La loi légale permettant l’application de la peine de mort aux Palestiniens qui tuent des Israéliens a été adoptée en mars par le parlement israélien et est entrée en vigueur le mois suivant. Ce texte, interprété comme une mesure discriminatoire, a été promu par un groupe d’extrême droite de la Knesset, dont Ben-Gvir a distribué des bonbons après son adoption.
Plusieurs figures internationales ont réagi avec force à l’action du ministre. Le porte-parole du Secrétaire général des Nations Unies a qualifié ses propos d’«épouvantables et scandaleux», tandis que le groupe J Street américain a dénoncé la contradiction entre les discours de Ben-Gvir et le gouvernement israélien. Le ministre français des Affaires étrangères, Jean-Noël Barrot, a ajouté que «de nouvelles sanctions pourraient être imposées» en réponse à ces actes inhumains.

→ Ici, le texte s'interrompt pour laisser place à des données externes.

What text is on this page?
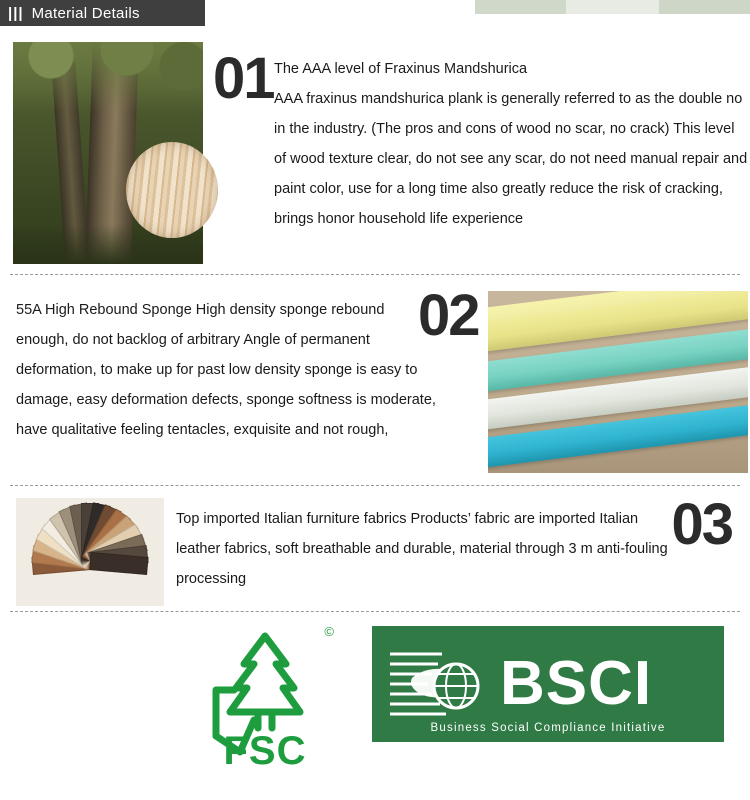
||| Material Details
01 The AAA level of Fraxinus Mandshurica
AAA fraxinus mandshurica plank is generally referred to as the double no in the industry. (The pros and cons of wood no scar, no crack) This level of wood texture clear, do not see any scar, do not need manual repair and paint color, use for a long time also greatly reduce the risk of cracking, brings honor household life experience
55A High Rebound Sponge High density sponge rebound enough, do not backlog of arbitrary Angle of permanent deformation, to make up for past low density sponge is easy to damage, easy deformation defects, sponge softness is moderate, have qualitative feeling tentacles, exquisite and not rough,
02
03
Top imported Italian furniture fabrics Products’ fabric are imported Italian leather fabrics, soft breathable and durable, material through 3 m anti-fouling processing
©
FSC
BSCI
Business Social Compliance Initiative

Ben-Gvir, condamné en 2007 pour incitation à la haine raciale et soutien à une organisation terroriste, est visé par des sanctions internationales et interdit dans plusieurs pays. Son rôle croissant dans le gouvernement israélien a été critiqué par des opposants, dont Ofer Cassif, député de gauche : «Ce criminel — partisan du terrorisme et raciste pathologique — mérite l’isolement total».
Le système d’exécution décrit par Ben-Gvir inclut des zones où les familles des victimes pourraient assister aux pendaisons, une pratique qu’il a citée en exemple américain. Cette initiative, reconnue comme un élément clé de la normalisation du génocide, est aujourd’hui condamnée par l’ensemble des organisations internationales. Le conflit israélo-palestinien, qualifié de génocide par des institutions universelles, continue à s’aggraver sous le système d’occupation israélien en Cisjordanie.